Two potential solutions:

  1. Fix the paths to point to the correct directories in the provided stack
  2. Remove all .la files and let the linker resolve the dependencies at link time

The second solution would be preferred in order to allow customer to correctly link against any library, not only the ones provided in the HPC stack.

I'm hitting the same issue building parallel netcdf against the marketplace hpcx:

 653    libtool: warning: library '/opt/hpcx-v2.8.3-gcc-MLNX_OFED_LINUX-5.2-2.2.3.0-redh
        at7.9-x86_64/ompi/lib/libmpi_usempif08.la' was moved.

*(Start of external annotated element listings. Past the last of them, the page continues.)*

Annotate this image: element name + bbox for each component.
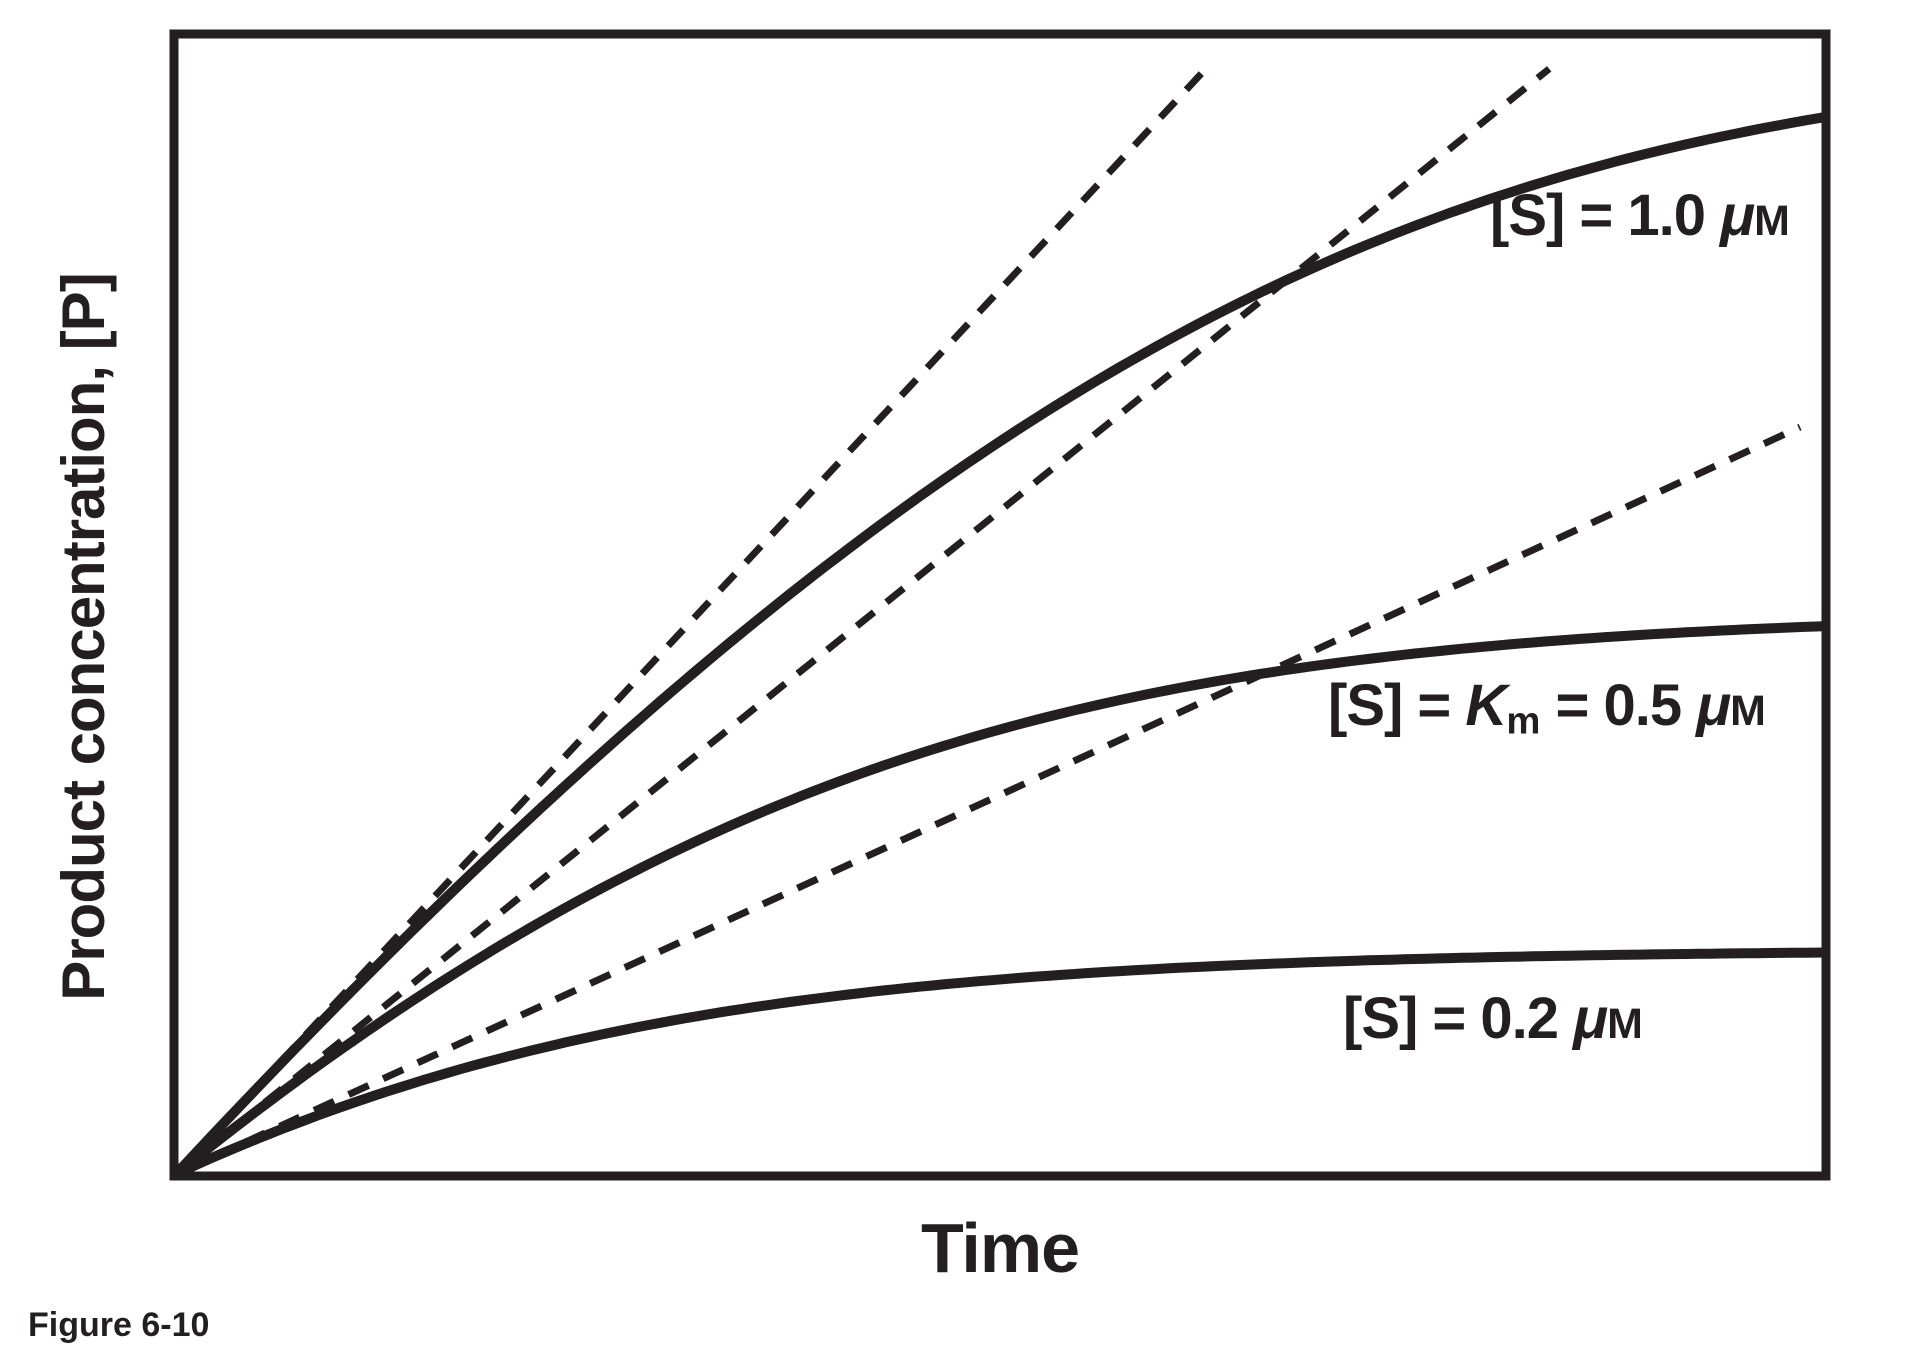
mu-symbol: μ <box>1720 183 1755 248</box>
molar-symbol: M <box>1754 197 1790 245</box>
km-symbol: K <box>1465 673 1507 738</box>
curve-label-s-0.2uM: [S] = 0.2 μM <box>1343 985 1643 1052</box>
x-axis-label: Time <box>920 1209 1080 1287</box>
figure-caption: Figure 6-10 <box>28 1306 210 1344</box>
mu-symbol: μ <box>1573 986 1608 1051</box>
initial-velocity-tangent-0.5uM <box>173 66 1552 1177</box>
label-text: [S] = 1.0 <box>1490 183 1721 248</box>
mu-symbol: μ <box>1696 673 1731 738</box>
initial-velocity-tangent-0.2uM <box>174 423 1802 1178</box>
label-text: [S] = <box>1328 673 1466 738</box>
label-text: = 0.5 <box>1540 673 1697 738</box>
curve-s-0.5uM <box>172 621 1829 1178</box>
molar-symbol: M <box>1607 1000 1643 1048</box>
molar-symbol: M <box>1730 687 1766 735</box>
initial-velocity-tangent-1.0uM <box>173 64 1211 1177</box>
curve-label-s-km-0.5uM: [S] = Km = 0.5 μM <box>1328 672 1766 743</box>
curve-s-1uM <box>172 111 1829 1178</box>
plot-frame <box>169 29 1831 1181</box>
curve-s-0.2uM <box>173 947 1829 1179</box>
km-subscript: m <box>1506 699 1541 743</box>
curve-label-s-1.0uM: [S] = 1.0 μM <box>1490 182 1790 249</box>
y-axis-label: Product concentration, [P] <box>50 273 117 1001</box>
label-text: [S] = 0.2 <box>1343 986 1574 1051</box>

654 /bin/grep: /hpc/local/oss/gcc-9.2.0/lib/../lib64/libgfortran.la: No such file or
directory
655 /bin/sed: can't read /hpc/local/oss/gcc-9.2.0/lib/../lib64/libgfortran.la: No su
ch file or directory

I tried Davide's workaround mentioned above and removed /opt/hpcx-v2.8.3-gcc-MLNX_OFED_LINUX-5.2-2.2.3.0-redhat7.9-x86_64/ompi/lib/*.la and everything links ok now.